Tom Norvel has written this article about the Masters, and he communicates so well what I think about the Masters that I will let you read what he said.
A Tradition Like No Other, by Tom Norvel
The person who loves golf, particularly The Masters Golf Championship, will recognize those words as the Jim Nantz' description of the CBS coverage of the tournament. For several years, the ads begin running in late February leading up to the first week in April when the greatest golfers in the world assemble in Augusta, Georgia, to compete in the greatest golf tournament in the world. The Masters Championship is not only a tradition in itself, but the tournament is full of traditions.The tournament traditions include the ceremonial legends of the game serving as honorary starters by teeing off early on the first day of the tournament. This year Arnold Palmer hit the first drive. Of course the green jacket is a tradition like no other.
The fact that the tournament is often decided on the back nine on Sunday afternoon has become a tradition. Amen Corner is a tradition. The beauty of the azaleas and dogwoods is a tradition. Skipping the ball across the water on the 16th hole during practice rounds has become tradition that results in boos from the crowd if a golfer chooses not to participate.For many patrons, planting themselves by the 16th green or the 18th green is a tradition.
Hearing Pat Summerall say, "CBS Sports proudly presents the Masters!" to introduce the broadcast is a tradition.Traditions are important in most areas of our lives. Our schools use traditions to build school spirit. There are winning traditions and losing traditions with sports teams. Families have food traditions,vacation traditions, holiday traditions, wedding traditions, anniversary traditions, and birthday traditions.
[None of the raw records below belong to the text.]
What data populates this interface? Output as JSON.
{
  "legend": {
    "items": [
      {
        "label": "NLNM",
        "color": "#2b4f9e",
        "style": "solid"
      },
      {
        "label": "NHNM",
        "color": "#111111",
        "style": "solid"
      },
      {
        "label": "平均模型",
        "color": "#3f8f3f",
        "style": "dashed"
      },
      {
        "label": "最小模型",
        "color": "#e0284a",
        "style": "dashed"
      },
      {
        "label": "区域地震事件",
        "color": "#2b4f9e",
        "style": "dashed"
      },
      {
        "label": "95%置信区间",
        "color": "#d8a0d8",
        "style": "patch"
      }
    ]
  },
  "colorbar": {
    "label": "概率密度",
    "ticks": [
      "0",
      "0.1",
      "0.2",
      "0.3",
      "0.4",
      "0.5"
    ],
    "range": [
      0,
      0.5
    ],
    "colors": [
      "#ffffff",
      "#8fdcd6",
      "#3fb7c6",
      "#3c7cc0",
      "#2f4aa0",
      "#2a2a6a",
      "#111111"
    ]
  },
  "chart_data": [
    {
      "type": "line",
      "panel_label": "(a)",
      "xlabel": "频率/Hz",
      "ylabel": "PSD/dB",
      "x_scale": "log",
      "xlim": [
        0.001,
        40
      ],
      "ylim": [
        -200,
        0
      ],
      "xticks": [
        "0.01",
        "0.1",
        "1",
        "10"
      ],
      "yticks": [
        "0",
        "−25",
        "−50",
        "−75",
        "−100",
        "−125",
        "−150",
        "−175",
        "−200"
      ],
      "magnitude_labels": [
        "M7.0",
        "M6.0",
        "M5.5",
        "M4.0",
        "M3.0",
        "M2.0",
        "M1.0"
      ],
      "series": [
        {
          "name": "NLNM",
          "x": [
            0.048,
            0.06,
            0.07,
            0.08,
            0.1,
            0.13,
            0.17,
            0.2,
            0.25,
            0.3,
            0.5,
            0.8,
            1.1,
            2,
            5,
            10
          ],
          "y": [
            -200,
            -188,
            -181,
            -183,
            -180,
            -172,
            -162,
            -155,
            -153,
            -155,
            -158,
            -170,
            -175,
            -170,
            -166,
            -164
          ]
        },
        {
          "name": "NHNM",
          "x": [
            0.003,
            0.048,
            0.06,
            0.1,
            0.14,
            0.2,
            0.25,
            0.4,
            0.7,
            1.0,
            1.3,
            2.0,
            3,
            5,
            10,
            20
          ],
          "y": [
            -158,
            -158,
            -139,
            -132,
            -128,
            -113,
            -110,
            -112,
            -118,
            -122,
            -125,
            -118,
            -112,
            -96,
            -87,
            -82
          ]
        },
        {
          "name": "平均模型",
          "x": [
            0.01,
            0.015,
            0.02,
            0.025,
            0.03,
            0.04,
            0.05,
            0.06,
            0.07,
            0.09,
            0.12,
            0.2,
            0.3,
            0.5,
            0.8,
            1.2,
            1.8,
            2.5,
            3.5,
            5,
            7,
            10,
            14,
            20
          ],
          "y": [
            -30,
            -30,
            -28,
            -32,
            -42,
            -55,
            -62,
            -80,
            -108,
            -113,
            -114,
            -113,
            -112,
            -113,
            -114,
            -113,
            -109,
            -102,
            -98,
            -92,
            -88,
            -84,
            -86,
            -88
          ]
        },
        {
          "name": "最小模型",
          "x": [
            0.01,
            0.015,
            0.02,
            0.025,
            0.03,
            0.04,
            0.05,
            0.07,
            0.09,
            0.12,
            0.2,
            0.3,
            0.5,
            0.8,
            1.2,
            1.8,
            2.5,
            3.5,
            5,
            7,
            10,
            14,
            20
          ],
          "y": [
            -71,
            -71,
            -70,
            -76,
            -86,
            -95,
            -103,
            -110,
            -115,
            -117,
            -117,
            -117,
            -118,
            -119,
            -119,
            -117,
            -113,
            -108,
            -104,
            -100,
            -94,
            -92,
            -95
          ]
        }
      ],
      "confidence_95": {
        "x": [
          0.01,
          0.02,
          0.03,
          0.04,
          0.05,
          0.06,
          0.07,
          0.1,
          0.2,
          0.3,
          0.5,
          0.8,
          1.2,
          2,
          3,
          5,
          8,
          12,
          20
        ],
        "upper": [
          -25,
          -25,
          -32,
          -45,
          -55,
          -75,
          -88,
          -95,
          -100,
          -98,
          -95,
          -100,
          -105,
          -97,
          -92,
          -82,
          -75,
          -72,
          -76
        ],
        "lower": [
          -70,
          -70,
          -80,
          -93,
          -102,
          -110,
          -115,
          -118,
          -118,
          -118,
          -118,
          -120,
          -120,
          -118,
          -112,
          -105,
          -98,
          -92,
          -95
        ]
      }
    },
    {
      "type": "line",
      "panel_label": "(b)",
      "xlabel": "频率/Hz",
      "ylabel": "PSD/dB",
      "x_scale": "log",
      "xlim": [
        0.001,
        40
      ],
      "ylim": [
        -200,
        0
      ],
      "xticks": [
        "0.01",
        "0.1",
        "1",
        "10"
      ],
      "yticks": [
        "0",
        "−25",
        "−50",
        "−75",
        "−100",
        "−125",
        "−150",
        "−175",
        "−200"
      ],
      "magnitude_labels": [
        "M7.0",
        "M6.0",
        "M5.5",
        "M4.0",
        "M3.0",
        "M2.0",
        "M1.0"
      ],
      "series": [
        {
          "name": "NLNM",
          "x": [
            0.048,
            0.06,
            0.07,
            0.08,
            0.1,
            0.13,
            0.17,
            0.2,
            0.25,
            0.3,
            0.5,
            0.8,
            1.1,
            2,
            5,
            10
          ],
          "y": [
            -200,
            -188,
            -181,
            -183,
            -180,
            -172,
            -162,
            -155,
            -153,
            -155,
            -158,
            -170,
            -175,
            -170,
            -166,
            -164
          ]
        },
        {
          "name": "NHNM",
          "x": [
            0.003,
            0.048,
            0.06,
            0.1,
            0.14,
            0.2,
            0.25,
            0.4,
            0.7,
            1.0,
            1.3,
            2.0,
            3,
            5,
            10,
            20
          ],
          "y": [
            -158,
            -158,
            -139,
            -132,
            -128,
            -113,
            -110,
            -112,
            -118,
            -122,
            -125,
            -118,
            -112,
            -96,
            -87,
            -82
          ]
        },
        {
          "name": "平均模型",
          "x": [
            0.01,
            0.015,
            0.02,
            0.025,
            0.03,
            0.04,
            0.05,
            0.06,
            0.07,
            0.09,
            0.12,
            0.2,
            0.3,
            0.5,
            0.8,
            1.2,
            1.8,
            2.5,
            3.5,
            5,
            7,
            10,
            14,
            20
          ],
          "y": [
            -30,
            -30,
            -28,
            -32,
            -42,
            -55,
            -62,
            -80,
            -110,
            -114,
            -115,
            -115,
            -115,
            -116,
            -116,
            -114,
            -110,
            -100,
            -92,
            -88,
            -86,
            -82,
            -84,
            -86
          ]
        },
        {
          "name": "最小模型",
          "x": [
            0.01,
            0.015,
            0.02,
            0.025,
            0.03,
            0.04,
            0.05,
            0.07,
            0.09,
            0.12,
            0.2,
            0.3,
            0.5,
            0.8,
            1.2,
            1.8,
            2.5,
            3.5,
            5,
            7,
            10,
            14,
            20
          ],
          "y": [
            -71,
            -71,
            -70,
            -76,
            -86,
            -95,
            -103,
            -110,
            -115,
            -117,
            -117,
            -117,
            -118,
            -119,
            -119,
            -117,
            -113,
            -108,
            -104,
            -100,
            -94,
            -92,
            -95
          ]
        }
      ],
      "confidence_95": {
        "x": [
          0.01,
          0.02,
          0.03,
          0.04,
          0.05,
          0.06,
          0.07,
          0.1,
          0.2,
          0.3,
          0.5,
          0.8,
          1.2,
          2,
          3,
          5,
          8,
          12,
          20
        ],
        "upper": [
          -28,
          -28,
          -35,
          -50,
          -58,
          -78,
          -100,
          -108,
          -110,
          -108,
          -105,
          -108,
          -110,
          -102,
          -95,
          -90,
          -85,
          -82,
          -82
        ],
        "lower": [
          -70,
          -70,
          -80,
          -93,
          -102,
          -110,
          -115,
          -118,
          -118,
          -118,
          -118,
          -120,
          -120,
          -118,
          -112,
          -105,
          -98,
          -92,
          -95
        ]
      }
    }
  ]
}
Churches have traditions. Even those who vow to be non-traditional develop their ownset of traditions. As best we can, we try to preserve our traditions.The Masters: a tradition like no other. You don't mess with the traditions of the Masters. Those who run the tournament do all within their power to preserve the traditions of the Masters Tournament.
Some traditions are easily accepted as traditions and can be changed or rejected or ignored with no risk of penalty. Then, there are those traditions worth fighting to preserve. When it comes to your life, what is the tradition that is like no other?Allow me to offer a suggestion based on what Jesus said: They change how we live!
Love the Lord your God with all your heart, and soul, and mind, and strength. Love your neighbor as yourself. When Jesus was asked what He considered as most important, this was His response (Matthew 22:34-40). These are often called "The Greatest Commands." To adopt something like this as our "tradition like no other" will revolutionize our lives. Most of the traditions we hold onto will determine some of our direction and many of our actions. But to adopt "The Greatest Commands" as our greatest tradition, will alter the course of our futures. Nothing will be the same. These commands change how we treat people. They change how we think. They change how we worship. They change how we live.
Now that's a tradition like no other.Lord willing, I can look forward to the first weekend in April for years to come. I'll look forward to watching the Masters and enjoy hearing Jim Nantz say, "The Masters, a tradition like no other." Of greater importance, however, are the words of the Master that I hope to drive the course of my life, all the days of my life.A life of love lived for the Master. Now that's truly "a tradition like no other!"